The Managing Director bought a Mac.
Not for the keynote photo. Not because someone told him to. He bought it because the tool he wanted — Claude Code — ran better on it, and he had decided he was going to build, not watch. A man who has an entire organisation to build things for him sat down to do it himself.
I couldn't stop thinking about that all week.
Because it wasn't curiosity. Curiosity is reading the article and nodding. This was a leader rearranging his own desk so he could put his own hands on the thing. The motivation wasn't "let me understand AI." It was "let me build with it."
That was day one of our AI Transformation Sprint with Enchanting Travels. By day three I'd stopped taking notes on the code and started taking notes on the people — because the interesting thing in the room wasn't what we were building. It was who was building it.
For years the model had been simple. Business tells Product what it needs. Product tells Engineering what to build. Engineering builds it, everyone waits. The handoff was the process. The translation was the work — my work, for most of my career.
And during those three days, the handoffs just… stopped happening.
The Business Tech Partner cloned the repo and set up his own environment. A subject-matter expert sat down and started shaping the occupancy rules and meal-plan logic directly — not describing them to someone who would then describe them to a machine, but putting them in. The conversations drifted upstream, away from "how do we code this" and toward "how does this part of the business actually work, and where does it break?"
Nobody announced any of this. It just happened, the way water finds the low ground.
There's a name for the person this turns you into. I want to be careful here, because it isn't mine.
Gartner coined the term Business Technologist — someone who sits outside IT but builds real technology and analytics capability themselves. I first heard it the way most good ideas reach you: secondhand, from someone I trust, who'd heard it from someone they trust. It stuck.
So I'm not coining anything. I'm just watching that archetype evolve in front of me, in real time, faster than the definition was ever meant to move.
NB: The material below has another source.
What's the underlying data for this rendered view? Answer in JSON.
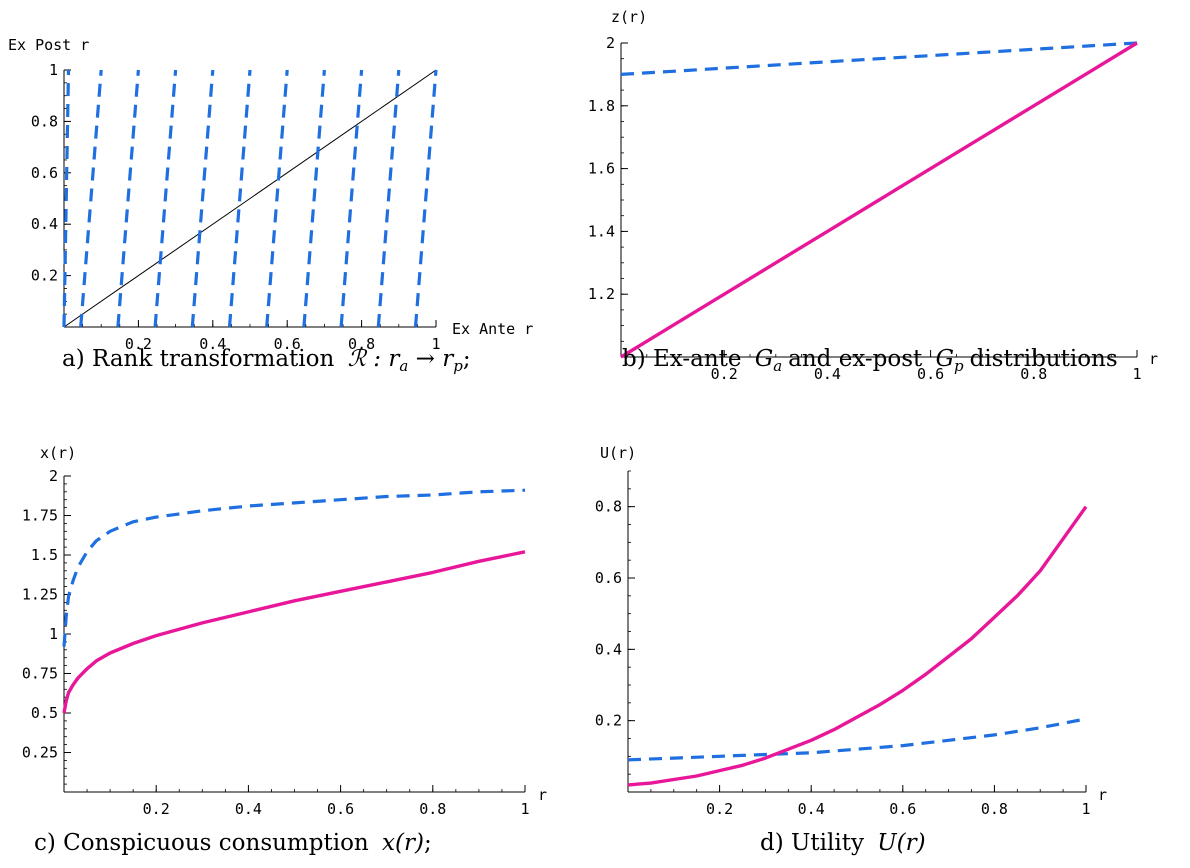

The traditional business user defines requirements, hands them off, and waits. The Business Technologist defines requirements, then keeps going — builds a version, tests the idea, iterates, and partners with Product and Engineering instead of depending on them entirely.
This doesn't make engineering disappear. Architecture still needs real expertise. The gnarly integrations still need engineers. Infrastructure is still specialist work.So they're not replacing product. They're not replacing engineering. They operate alongside them. The power is working together, in cohesion to build an amazing product. The model isn't about business replacing technology — it's business expertise amplified by AI, working together with product and engineering.
The model isn't Business replaces Tech. It's Business + AI + Product & Engineering.
Watching a domain expert and an engineer build side by side — neither one waiting on a ticket — is a genuinely different thing to witness.
I want to sit with the Product role a little longer. Because that's where I live.
For most of my career, being a PM meant being the translator. Business wants X. Engineering can build Y. My job was to find the middle and write it down clearly enough that everyone could agree. That was the value. The translation.
Here's the part that keeps me up. When the cost of building drops, the translation layer gets thin. Domain experts connect straight to implementation. Engineers need less spec up front. The PM who's been holding onto their worth through tidy documents and well-groomed tickets is going to feel the floor move.
The PM who thrives now is the one who redesigns the workflow itself — who stops asking "what should we build?" and starts asking "how should this whole thing run, now that building is cheap?"The opportunity shifts towards workflow design. The PM of the future isn't asking what should we build — they're asking how should this organization operate, now that building is cheap.
That's a bigger, harder, far more interesting question. In the old model, Product owned the requirements. In the new one, Product owns the system — the shape of how work flows, where AI speeds it up, where a human is still the point.
Product doesn't disappear here. It graduates.
If you're trying to figure out where you actually sit on this, here's a rough ladder. Be honest about the rung you're on, not the one you'd like to be on.
- Consumer — uses AI for personal productivity.
- Operator — uses AI inside existing workflows.
- Builder — creates tools and solutions with AI-assisted development.
- Systems Thinker — redesigns workflows around what AI can now do.
- Transformation Leader — changes how the organisation operates by building capability with AI.
Most people I work with are somewhere between Consumer and Operator. Most organisations think they're at Builder when they're really at Operator. The honest ones know the difference — and the honesty is the whole game.
I don't have this figured out. The questions I'm still carrying around:
Which roles actually evolve into this — and what separates the people who make the jump from the ones who don't?Will every organization develop a BT role, a business technologist role? What governance models are needed? What are the guardrails, the harnesses? How much engineering support remains necessary as AI improves?
Does it scale past the early adopters, and what has to be true about governance when it does?
How much engineering support stays necessary as the tools keep getting better?
No clean answers yet. But I've seen enough to believe the questions are the right ones.
The long-term hunch I keep coming back to is this: AI may not mostly make us more developers. It may make us more Business Technologists.
And if you want to know whether it's happening in your own building, don't look at the engineers.
Look for the Managing Director who went out and bought a Mac.